The city settled a civil rights lawsuit with Ogrod for $9.1 million last year.
“I'm just telling you what our investigation showed,” Vanore said.
He said two detectives spent 18 months re-investigating the case and even had the help of the FBI in interviewing a suspect the DA’s office had identified in the case.
“None of that information that we reviewed or we were able to see led us to believe that someone else committed that crime,” he said.
Krasner called Vanore’s comments “nuts” and “shameful.”
“I find the evidence that Walter did not do it overwhelming. I don't have any reasonable doubt about it,” Krasner said.
Ogrod continues to maintain his innocence.
As for the other 40 exonerated cases that haven’t been reopened by police, Krasner says he hopes the new administration will take a new look.
“We were not seeing some kind of a robust effort on the part of PPD to look at exoneration cases, to reinvestigate them, even where it was clear that people were innocent,” he said. “The new leadership has the opportunity right now to go a different way to do the right thing.”
Vanore is already working under the new leadership of Police Commissioner Kevin Bethel.
Vanore told NBC10 cold case detectives review every exoneration to see what the DA’s investigation found.
“If the facts were that the wrong person was identified, that exculpatory information was left out, then that's stuff that we need to look at,” he said.
But so far none of those reviews have led to an actual re-investigation of the case.
The Barbara Jean Horn case was reopened in 2021 after detectives watched the NBC10 true crime series “Who Killed Barbara Jean?” and saw that the DA’s office had identified two potential suspects.
“We run that down and we can't get to another suspect, well, when it's a 30-year-old case, sometimes it's very difficult to move forward,” Vanore said.
For the other cases, he said if new information comes up on a case, police will investigate it.
“If there's something there, we'll reopen it and they'll look at it,” he said.
That’s not enough for Officer Flomo’s widow.
Her husband was shot and killed while he was in his unmarked police vehicle with his badge and gun near the corner of 20th and Cecil B Moore. His undercover narcotics shift had ended four hours earlier.

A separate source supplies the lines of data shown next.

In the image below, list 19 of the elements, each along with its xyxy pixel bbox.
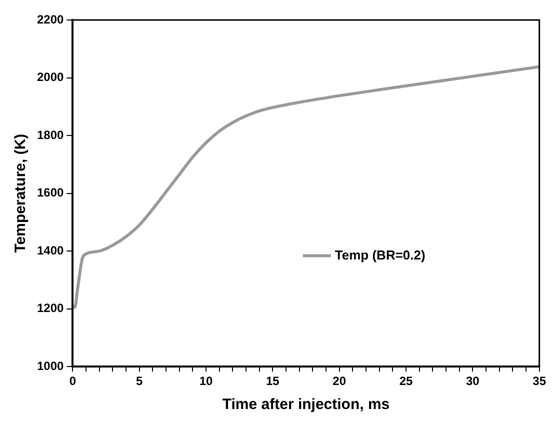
y-tick-label: 1000 <box>36 358 64 373</box>
x-tick-label: 10 <box>199 374 214 388</box>
y-tick-label: 1200 <box>36 301 64 316</box>
x-tick-label: 5 <box>136 374 144 388</box>
x-tick-label: 0 <box>69 374 76 388</box>
x-tick-label: 20 <box>332 374 346 388</box>
y-tick-label: 1600 <box>36 186 64 200</box>
line-series <box>72 65 540 309</box>
x-tick-label: 35 <box>532 374 546 388</box>
legend-label: Temp (BR=0.2) <box>334 247 426 262</box>
y-tick-label: 2000 <box>36 70 64 84</box>
x-axis-title: Time after injection, ms <box>222 396 390 414</box>
y-tick-label: 1400 <box>36 243 64 258</box>
x-tick-label: 30 <box>466 374 480 388</box>
y-axis-title: Temperature, (K) <box>12 134 30 253</box>
y-tick-label: 2200 <box>36 12 64 26</box>
x-tick-label: 15 <box>266 374 280 388</box>
x-tick-label: 25 <box>399 374 413 388</box>
y-tick-label: 1800 <box>36 128 64 142</box>
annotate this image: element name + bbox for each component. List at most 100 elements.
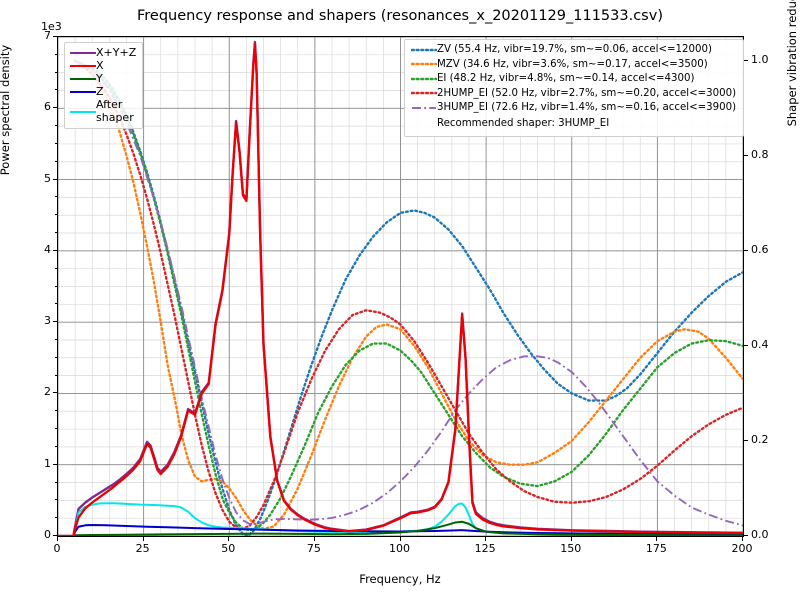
y-minor-tick: [54, 445, 57, 447]
shaper-legend-label: 2HUMP_EI (52.0 Hz, vibr=2.7%, sm~=0.20, …: [437, 87, 737, 99]
x-tick-200: 200: [731, 542, 753, 555]
y-tick-3: 3: [44, 314, 51, 328]
y2-tick-mark: [744, 249, 748, 251]
y-minor-tick: [54, 481, 57, 483]
shaper-legend-label: 3HUMP_EI (72.6 Hz, vibr=1.4%, sm~=0.16, …: [437, 102, 737, 114]
shaper-legend-item[interactable]: 3HUMP_EI (72.6 Hz, vibr=1.4%, sm~=0.16, …: [411, 101, 736, 116]
y-minor-tick: [54, 499, 57, 501]
y-tick-6: 6: [44, 100, 51, 114]
line-swatch-icon: [411, 91, 437, 95]
y-minor-tick: [54, 160, 57, 162]
line-swatch-icon: [411, 62, 437, 66]
x-tick-mark: [570, 537, 572, 541]
y2-tick-0-4: 0.4: [751, 337, 769, 351]
x-tick-mark: [228, 537, 230, 541]
psd-legend-item[interactable]: After shaper: [70, 98, 136, 124]
psd-legend-label: After shaper: [96, 98, 134, 124]
shaper-legend[interactable]: ZV (55.4 Hz, vibr=19.7%, sm~=0.06, accel…: [404, 39, 745, 137]
x-tick-25: 25: [135, 542, 150, 555]
recommended-shaper-row: Recommended shaper: 3HUMP_EI: [411, 116, 736, 132]
recommended-shaper-text: Recommended shaper: 3HUMP_EI: [437, 117, 610, 129]
y2-tick-0-2: 0.2: [751, 432, 769, 446]
psd-legend[interactable]: X+Y+Z X Y Z After shaper: [64, 42, 144, 129]
x-tick-175: 175: [645, 542, 667, 555]
y2-tick-0-6: 0.6: [751, 242, 769, 256]
shaper-curve-mzv: [73, 59, 743, 531]
shaper-legend-label: ZV (55.4 Hz, vibr=19.7%, sm~=0.06, accel…: [437, 44, 712, 55]
x-tick-mark: [399, 537, 401, 541]
y-minor-tick: [54, 71, 57, 73]
shaper-legend-item[interactable]: EI (48.2 Hz, vibr=4.8%, sm~=0.14, accel<…: [411, 72, 736, 87]
psd-legend-label: Z: [96, 85, 104, 98]
x-tick-mark: [742, 537, 743, 541]
y-tick-0: 0: [44, 528, 51, 541]
y-minor-tick: [54, 89, 57, 91]
plot-canvas: [58, 37, 743, 536]
y-tick-mark: [53, 178, 57, 180]
y-tick-mark: [53, 535, 57, 536]
psd-curve-y: [58, 520, 743, 536]
shaper-curve-ei: [73, 59, 743, 532]
psd-legend-label: Y: [96, 72, 103, 85]
line-swatch-icon: [412, 106, 436, 109]
shaper-legend-item[interactable]: ZV (55.4 Hz, vibr=19.7%, sm~=0.06, accel…: [411, 43, 736, 58]
shaper-legend-swatch: [411, 101, 437, 116]
y-tick-mark: [53, 107, 57, 109]
y-tick-mark: [53, 249, 57, 251]
y-minor-tick: [54, 196, 57, 198]
psd-legend-swatch: [70, 98, 96, 124]
y2-tick-mark: [744, 154, 748, 156]
y2-tick-0: 0.0: [751, 528, 769, 541]
x-tick-mark: [142, 537, 144, 541]
line-swatch-icon: [411, 48, 437, 51]
shaper-curve-2hump_ei: [73, 59, 743, 531]
x-tick-mark: [57, 537, 58, 541]
y-axis-left-label: Power spectral density: [0, 44, 12, 176]
shaper-legend-label: MZV (34.6 Hz, vibr=3.6%, sm~=0.17, accel…: [437, 58, 708, 70]
y-tick-5: 5: [44, 171, 51, 185]
psd-legend-item[interactable]: X+Y+Z: [70, 46, 136, 59]
y-minor-tick: [54, 374, 57, 376]
psd-legend-label: X+Y+Z: [96, 46, 137, 59]
y2-tick-mark: [744, 439, 748, 441]
y-minor-tick: [54, 303, 57, 305]
shaper-legend-swatch: [411, 87, 437, 102]
y2-tick-1: 1.0: [751, 52, 769, 66]
line-swatch-icon: [70, 65, 96, 67]
y-minor-tick: [54, 410, 57, 412]
x-tick-150: 150: [560, 542, 582, 555]
line-swatch-icon: [70, 52, 96, 54]
y-tick-1: 1: [44, 456, 51, 470]
psd-legend-item[interactable]: Z: [70, 85, 136, 98]
shaper-legend-item[interactable]: MZV (34.6 Hz, vibr=3.6%, sm~=0.17, accel…: [411, 58, 736, 73]
y-minor-tick: [54, 214, 57, 216]
shaper-legend-item[interactable]: 2HUMP_EI (52.0 Hz, vibr=2.7%, sm~=0.20, …: [411, 87, 736, 102]
psd-legend-swatch: [70, 72, 96, 85]
y-tick-7: 7: [44, 29, 51, 42]
y2-tick-0-8: 0.8: [751, 147, 769, 161]
y-minor-tick: [54, 267, 57, 269]
x-tick-75: 75: [306, 542, 321, 555]
line-swatch-icon: [70, 78, 96, 80]
y-minor-tick: [54, 428, 57, 430]
y-minor-tick: [54, 232, 57, 234]
psd-legend-swatch: [70, 46, 96, 59]
y-axis-right-label: Shaper vibration reduction (ratio): [785, 0, 799, 127]
x-tick-100: 100: [389, 542, 410, 555]
shaper-legend-swatch: [411, 72, 437, 87]
y-minor-tick: [54, 517, 57, 519]
line-swatch-icon: [70, 110, 96, 113]
shaper-legend-swatch: [411, 43, 437, 58]
y-tick-mark: [53, 392, 57, 394]
y-minor-tick: [54, 125, 57, 127]
psd-legend-item[interactable]: Y: [70, 72, 136, 85]
psd-legend-label: X: [96, 59, 104, 72]
y-minor-tick: [54, 338, 57, 340]
psd-legend-item[interactable]: X: [70, 59, 136, 72]
y-minor-tick: [54, 356, 57, 358]
recommended-shaper-spacer: [411, 116, 437, 132]
y-minor-tick: [54, 285, 57, 287]
psd-curve-x: [58, 42, 743, 536]
y-axis-exponent-label: 1e3: [41, 20, 62, 33]
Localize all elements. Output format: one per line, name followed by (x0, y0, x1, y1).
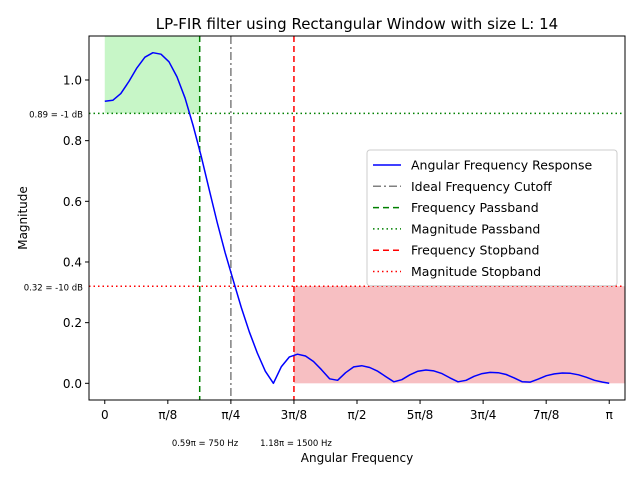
series-layer (104, 51, 610, 385)
shaded-region-2 (293, 286, 625, 384)
x-tick-label-4: 3π/8 (281, 408, 308, 422)
passband-frequency-annotation: 0.59π = 750 Hz (172, 439, 239, 449)
y-axis-ticks: 0.0 0.2 0.4 0.6 0.8 1.0 (63, 73, 89, 391)
legend-label-2: Ideal Frequency Cutoff (411, 179, 552, 194)
y-tick-label-1: 0.0 (63, 377, 82, 391)
x-tick-label-6: 5π/8 (407, 408, 434, 422)
y-tick-label-3: 0.4 (63, 255, 82, 269)
x-axis-ticks: 0 π/8 π/4 3π/8 π/2 5π/8 3π/4 7π/8 π (101, 400, 613, 422)
x-tick-label-8: 7π/8 (533, 408, 560, 422)
x-tick-label-3: π/4 (221, 408, 240, 422)
y-tick-label-2: 0.2 (63, 316, 82, 330)
x-tick-label-5: π/2 (348, 408, 367, 422)
y-axis-label: Magnitude (16, 186, 30, 250)
legend-label-6: Magnitude Stopband (411, 264, 541, 279)
legend-label-4: Magnitude Passband (411, 221, 540, 236)
x-tick-label-1: 0 (101, 408, 109, 422)
stopband-magnitude-annotation: 0.32 = -10 dB (24, 284, 83, 294)
legend: Angular Frequency Response Ideal Frequenc… (366, 149, 618, 287)
shaded-region-1 (104, 36, 200, 114)
stopband-frequency-annotation: 1.18π = 1500 Hz (260, 439, 332, 449)
legend-label-3: Frequency Passband (411, 200, 539, 215)
x-tick-label-7: 3π/4 (470, 408, 497, 422)
x-axis-label: Angular Frequency (301, 451, 413, 465)
legend-label-1: Angular Frequency Response (411, 158, 592, 173)
shaded-regions (104, 36, 625, 384)
x-tick-label-9: π (606, 408, 613, 422)
annotations: 0.89 = -1 dB 0.32 = -10 dB 0.59π = 750 H… (24, 111, 333, 450)
chart-title: LP-FIR filter using Rectangular Window w… (156, 15, 558, 33)
y-tick-label-4: 0.6 (63, 195, 82, 209)
y-tick-label-6: 1.0 (63, 73, 82, 87)
legend-label-5: Frequency Stopband (411, 243, 539, 258)
passband-magnitude-annotation: 0.89 = -1 dB (29, 111, 83, 121)
series-line-1 (104, 51, 610, 385)
legend-box (366, 149, 618, 287)
y-tick-label-5: 0.8 (63, 134, 82, 148)
x-tick-label-2: π/8 (158, 408, 177, 422)
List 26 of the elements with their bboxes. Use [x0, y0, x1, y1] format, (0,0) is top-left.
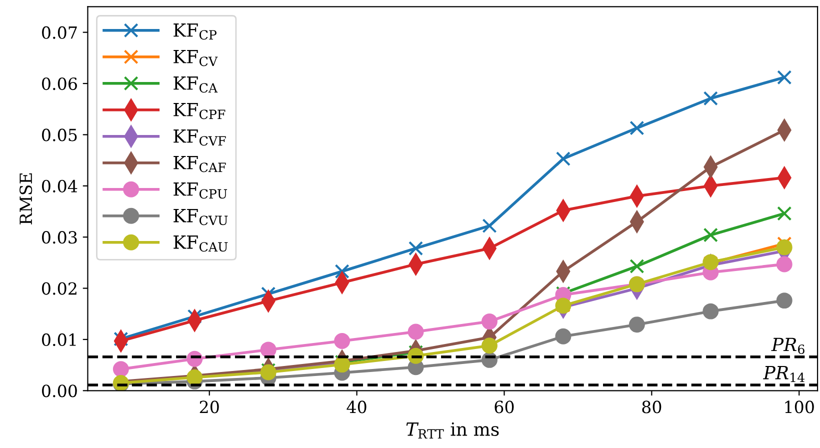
legend-label: KF$_{CPF}$ [174, 103, 226, 120]
legend-label: KF$_{CVU}$ [174, 209, 228, 226]
y-axis-title: RMSE [20, 173, 32, 224]
y-tick-label: 0.00 [42, 384, 77, 398]
y-tick-label: 0.05 [42, 128, 77, 142]
y-tick-label: 0.01 [42, 333, 76, 346]
y-tick-label: 0.03 [42, 231, 77, 244]
x-tick-label: 20 [200, 400, 219, 414]
legend-label: KF$_{CPU}$ [174, 182, 228, 199]
y-tick-label: 0.07 [42, 26, 77, 39]
x-tick-label: 80 [642, 400, 662, 414]
y-tick-label: 0.02 [42, 282, 76, 295]
x-tick-label: 40 [346, 400, 366, 414]
x-tick-label: 100 [785, 400, 814, 414]
y-tick-label: 0.06 [42, 77, 77, 90]
legend-label: KF$_{CAU}$ [174, 236, 228, 252]
legend-label: KF$_{CAF}$ [174, 156, 226, 172]
x-tick-label: 60 [494, 400, 514, 414]
ref-line-label: PR$_{6}$ [771, 338, 804, 354]
y-tick-label: 0.04 [42, 180, 78, 192]
x-axis-title: T$_{RTT}$ in ms [406, 422, 499, 439]
ref-line-label: PR$_{14}$ [763, 366, 805, 382]
legend-label: KF$_{CP}$ [174, 24, 217, 40]
legend-label: KF$_{CVF}$ [174, 130, 226, 146]
legend-label: KF$_{CA}$ [174, 76, 218, 93]
legend-label: KF$_{CV}$ [174, 50, 218, 66]
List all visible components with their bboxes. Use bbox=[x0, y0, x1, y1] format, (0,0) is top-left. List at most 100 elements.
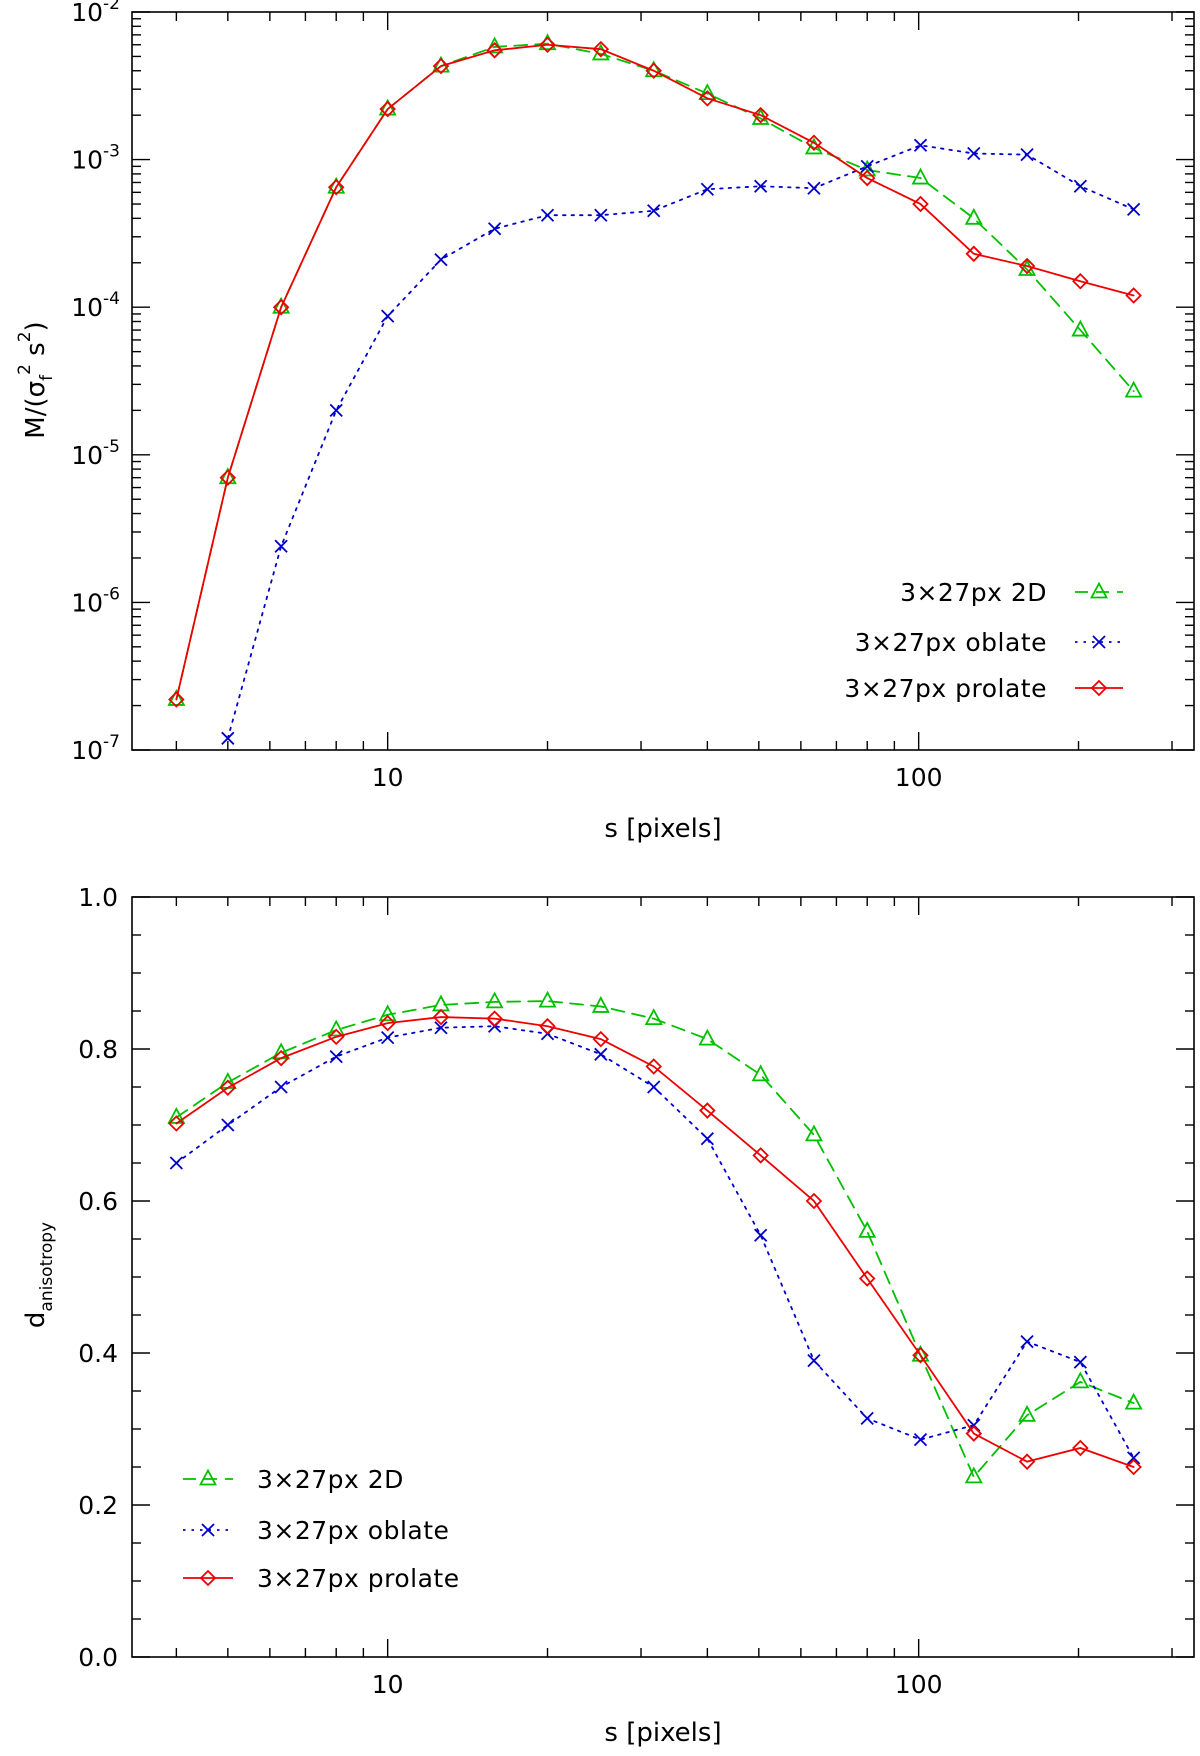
data-point-3-27px-oblate bbox=[594, 208, 608, 222]
data-point-3-27px-2d bbox=[964, 207, 983, 225]
data-point-3-27px-oblate bbox=[967, 146, 981, 161]
series-line-3-27px-oblate bbox=[175, 1025, 1135, 1459]
data-point-3-27px-oblate bbox=[1020, 1334, 1034, 1349]
legend-item-oblate-bottom: 3×27px oblate bbox=[183, 1516, 449, 1545]
data-point-3-27px-oblate bbox=[329, 1049, 343, 1064]
axis-ticks-bottom bbox=[132, 896, 1194, 1658]
data-point-3-27px-2d bbox=[218, 467, 237, 485]
data-point-3-27px-prolate bbox=[699, 1102, 716, 1119]
series-group-top bbox=[167, 33, 1143, 745]
data-point-3-27px-oblate bbox=[221, 1118, 235, 1132]
data-point-3-27px-2d bbox=[327, 176, 346, 194]
data-point-3-27px-oblate bbox=[540, 208, 555, 222]
series-group-bottom bbox=[167, 990, 1143, 1484]
y-tick-label: 10-6 bbox=[71, 584, 120, 617]
data-point-3-27px-prolate bbox=[486, 42, 503, 59]
data-point-3-27px-prolate bbox=[912, 1347, 929, 1364]
legend-marker-diamond bbox=[1090, 679, 1108, 697]
data-point-3-27px-prolate bbox=[752, 106, 769, 124]
data-point-3-27px-oblate bbox=[329, 403, 343, 418]
data-point-3-27px-2d bbox=[1071, 319, 1090, 337]
data-point-3-27px-2d bbox=[167, 689, 186, 706]
y-tick-label: 10-4 bbox=[71, 289, 120, 322]
data-point-3-27px-2d bbox=[911, 167, 930, 185]
data-point-3-27px-prolate bbox=[805, 134, 823, 152]
data-point-3-27px-oblate bbox=[860, 1411, 874, 1425]
data-point-3-27px-oblate bbox=[381, 1030, 395, 1045]
plot-frame-top bbox=[131, 11, 1195, 751]
data-point-3-27px-prolate bbox=[965, 1425, 983, 1442]
data-point-3-27px-oblate bbox=[1073, 1355, 1087, 1369]
y-tick-label: 1.0 bbox=[78, 883, 118, 912]
data-point-3-27px-oblate bbox=[1127, 1451, 1141, 1465]
legend-marker-x bbox=[201, 1523, 215, 1537]
y-tick-label: 0.2 bbox=[78, 1491, 118, 1520]
x-tick-label: 10 bbox=[372, 763, 404, 792]
data-point-3-27px-prolate bbox=[539, 36, 556, 54]
axis-ticks-top bbox=[132, 11, 1194, 751]
legend-marker-diamond bbox=[199, 1569, 217, 1587]
data-point-3-27px-prolate bbox=[1125, 1458, 1142, 1476]
legend-label-2d-bottom: 3×27px 2D bbox=[257, 1465, 404, 1494]
data-point-3-27px-2d bbox=[272, 296, 291, 314]
data-point-3-27px-prolate bbox=[858, 1270, 876, 1287]
data-point-3-27px-oblate bbox=[700, 1132, 714, 1146]
data-point-3-27px-oblate bbox=[1127, 202, 1141, 217]
y-tick-label: 0.8 bbox=[78, 1035, 118, 1064]
legend-item-prolate-bottom: 3×27px prolate bbox=[183, 1564, 460, 1593]
data-point-3-27px-2d bbox=[751, 1064, 770, 1082]
data-point-3-27px-oblate bbox=[221, 731, 235, 745]
data-point-3-27px-oblate bbox=[807, 1353, 821, 1368]
data-point-3-27px-2d bbox=[858, 1220, 877, 1238]
data-point-3-27px-2d bbox=[538, 990, 557, 1008]
x-axis-title-top: s [pixels] bbox=[604, 814, 721, 844]
chart-top-mass-spectrum: 10 100 10-7 10-6 10-5 10-4 10-3 10-2 s [pixels]… bbox=[15, 0, 1195, 844]
data-point-3-27px-prolate bbox=[219, 1079, 237, 1097]
y-tick-label: 10-7 bbox=[71, 732, 120, 765]
data-point-3-27px-oblate bbox=[967, 1418, 981, 1432]
data-point-3-27px-2d bbox=[644, 1008, 663, 1025]
data-point-3-27px-2d bbox=[378, 98, 397, 116]
data-point-3-27px-prolate bbox=[432, 57, 450, 75]
legend-label-prolate-bottom: 3×27px prolate bbox=[257, 1564, 460, 1593]
legend-marker-triangle bbox=[1089, 581, 1109, 599]
data-point-3-27px-2d bbox=[1071, 1371, 1090, 1389]
data-point-3-27px-2d bbox=[698, 1028, 717, 1046]
chart-bottom-anisotropy: 10 100 0.0 0.2 0.4 0.6 0.8 1.0 s [pixels] danis… bbox=[21, 883, 1195, 1748]
data-point-3-27px-2d bbox=[378, 1004, 397, 1022]
x-tick-label: 10 bbox=[372, 1670, 404, 1699]
data-point-3-27px-oblate bbox=[647, 204, 661, 218]
data-point-3-27px-2d bbox=[1124, 1392, 1143, 1410]
data-point-3-27px-oblate bbox=[434, 253, 448, 267]
data-point-3-27px-oblate bbox=[807, 181, 821, 195]
x-tick-label: 100 bbox=[895, 1670, 943, 1699]
data-point-3-27px-prolate bbox=[858, 169, 876, 187]
legend-marker-x bbox=[1092, 635, 1106, 649]
y-tick-label: 0.4 bbox=[78, 1339, 118, 1368]
legend-item-prolate: 3×27px prolate bbox=[844, 674, 1123, 703]
legend-label-2d: 3×27px 2D bbox=[900, 578, 1047, 607]
data-point-3-27px-2d bbox=[1018, 1404, 1037, 1422]
x-tick-label: 100 bbox=[895, 763, 943, 792]
legend-label-oblate-bottom: 3×27px oblate bbox=[257, 1516, 449, 1545]
data-point-3-27px-prolate bbox=[168, 691, 185, 708]
series-line-3-27px-prolate bbox=[175, 43, 1135, 701]
y-tick-label: 10-5 bbox=[71, 437, 120, 470]
data-point-3-27px-prolate bbox=[645, 1058, 663, 1075]
data-point-3-27px-prolate bbox=[327, 1028, 345, 1046]
data-point-3-27px-oblate bbox=[169, 1156, 183, 1170]
y-axis-title-bottom: danisotropy bbox=[21, 1222, 57, 1328]
data-point-3-27px-prolate bbox=[965, 245, 983, 263]
y-tick-label: 0.0 bbox=[78, 1643, 118, 1672]
legend-marker-triangle bbox=[198, 1468, 218, 1486]
data-point-3-27px-prolate bbox=[1072, 272, 1089, 290]
data-point-3-27px-prolate bbox=[379, 100, 396, 118]
data-point-3-27px-prolate bbox=[1018, 257, 1036, 275]
data-point-3-27px-oblate bbox=[647, 1080, 661, 1094]
tick-labels-top: 10 100 10-7 10-6 10-5 10-4 10-3 10-2 bbox=[71, 0, 942, 792]
data-point-3-27px-2d bbox=[431, 994, 450, 1012]
data-point-3-27px-prolate bbox=[379, 1014, 396, 1032]
data-point-3-27px-2d bbox=[1124, 380, 1143, 398]
data-point-3-27px-oblate bbox=[1073, 179, 1087, 193]
legend-item-2d-bottom: 3×27px 2D bbox=[183, 1465, 404, 1494]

Police arrested William Johnson and Mumim Slaughter after two sex workers said the two men had gone up to Flomo’s car and then gunshots went off. Johnson and Slaughter were convicted of third-degree murder.
The Pennsylvania Innocence Project picked up Johnson’s case and found exculpatory evidence had been withheld, including a letter from one of the sex workers saying she was pressured by detectives to identify Johnson.
Johnson was exonerated in 2023.
Police don’t think there is much they can do.
“In the Flomo case, I'm told that it was a prosecutorial issue… things were not brought forward in a timely manner,” Vanore said. “ So I don't know if we found anybody else in that case that would have been responsible.”
Mary Flomo says she would like the case to be reopened so that she and her family can get some closure.
“We would find out the truth. We would find out what happened,” she said. “But mainly truth and justice. This is what we want.”